Perhaps the worst part was what they required of him and the then 19-year-old Chalamet on set:
The actors [Hammer and Chalamet] became fast friends watching boxing documentaries and listening to rap duo Run the Jewels, which helped put them at ease when it came time to film their intimate love scenes.
“After the first take, (any inhibition) just goes away,” Hammer says. “By the time it got to the point where we had maybe a few days of being nude, they would call ‘cut’ and someone would come and go, ‘Do you want a robe?’ I’d be like, ‘No, I’m fine, I’m sure we’ll be shooting again in a second,’ and you just sit there in bed naked together.”
I wonder how his wife feels, watching him get naked and intimate on-screen with a young man?
LIFE IMITATES BAD ART
If you’ve been following the Hollywood sexual assault drama lately, this almost sounds like the drama surrounding Oscar-winning actor Kevin Spacey and the allegations made against him. News broke beginning around October 29 in the media that Spacey had made a “sexual advance” on a then-14-year-old actor in 1986.

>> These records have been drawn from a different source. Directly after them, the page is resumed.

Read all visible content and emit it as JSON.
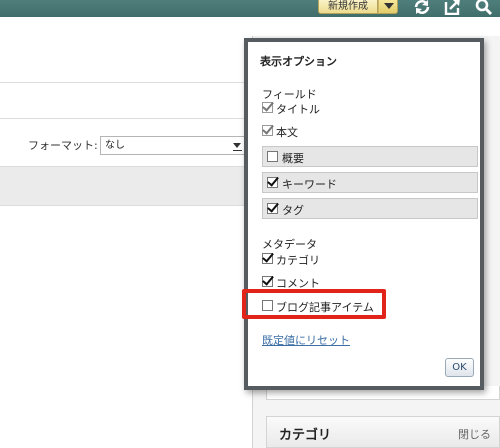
{
  "toolbar": {
    "new_button_label": "新規作成",
    "icons": [
      "chevron-down-icon",
      "refresh-icon",
      "export-icon",
      "search-icon"
    ]
  },
  "editor": {
    "format_label": "フォーマット:",
    "format_value": "なし"
  },
  "sidebar": {
    "category_title": "カテゴリ",
    "category_close": "閉じる"
  },
  "display_options": {
    "title": "表示オプション",
    "fields_heading": "フィールド",
    "fields": [
      {
        "label": "タイトル",
        "checked": true,
        "locked": true
      },
      {
        "label": "本文",
        "checked": true,
        "locked": true
      },
      {
        "label": "概要",
        "checked": false,
        "locked": false
      },
      {
        "label": "キーワード",
        "checked": true,
        "locked": false
      },
      {
        "label": "タグ",
        "checked": true,
        "locked": false
      }
    ],
    "metadata_heading": "メタデータ",
    "metadata": [
      {
        "label": "カテゴリ",
        "checked": true
      },
      {
        "label": "コメント",
        "checked": true
      },
      {
        "label": "ブログ記事アイテム",
        "checked": false
      }
    ],
    "reset_link": "既定値にリセット",
    "ok_button": "OK"
  },
  "colors": {
    "topbar": "#4f7f7c",
    "popup_border": "#555b5e",
    "highlight": "#e2231a",
    "link": "#3a6ea5"
  }
}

After that, other allegations surfaced. Including this one by a man who, at the age of 14, “began a sexual relationship with the actor, who was then 24, that ended with what he describes as an attempted rape.”
Now, just think about this for a minute.
The movie, Call My By Your Name, is about a homosexual relationship between a 24-year-old man and a 17-year-old man. According to the allegations, Spacey made sexual advances or engaged in homosexual behavior with 14-year-old boys when he was between 24 and 26 years old.
Are we supposed to be outraged by Spacey’s behavior, yet embrace this “powerfully affecting portrait of first love” with open arms?
The movie is set in Italy, where the age of consent is 14 years old, according to Wikipedia. So, if the movie had established Elio’s age as 14 years old, then judicially speaking, there’d be no distinguishable legal difference between a 14-year-old or a 17-year-old man having homosexual sex with a 24-year-old.
And then, we’d all be celebrating the beauty of gay sex between a 24-year-old man and a 14-year-old boy.
A WARNING
Seems to me that, if the allegations are true, then Spacey would have had better luck fooling around in Italy.
Your personal tastes are influenced by your fundamental beliefs about right and wrong. Christianity says that people, born sinners, are predisposed to like evil things. Armie Hammer has called evil good and beautiful in an attempt to gain favor in the eyes of liberal Hollywood.
The only source for what is truly good and evil exists in Scripture. Without a lot of prayer, without reading the Bible, and without working hard to condition your mind and your heart to conform to the words contained within its pages, then you’re likely to be sucked up and blown here and there by the winds of the world, just like Armie Hammer.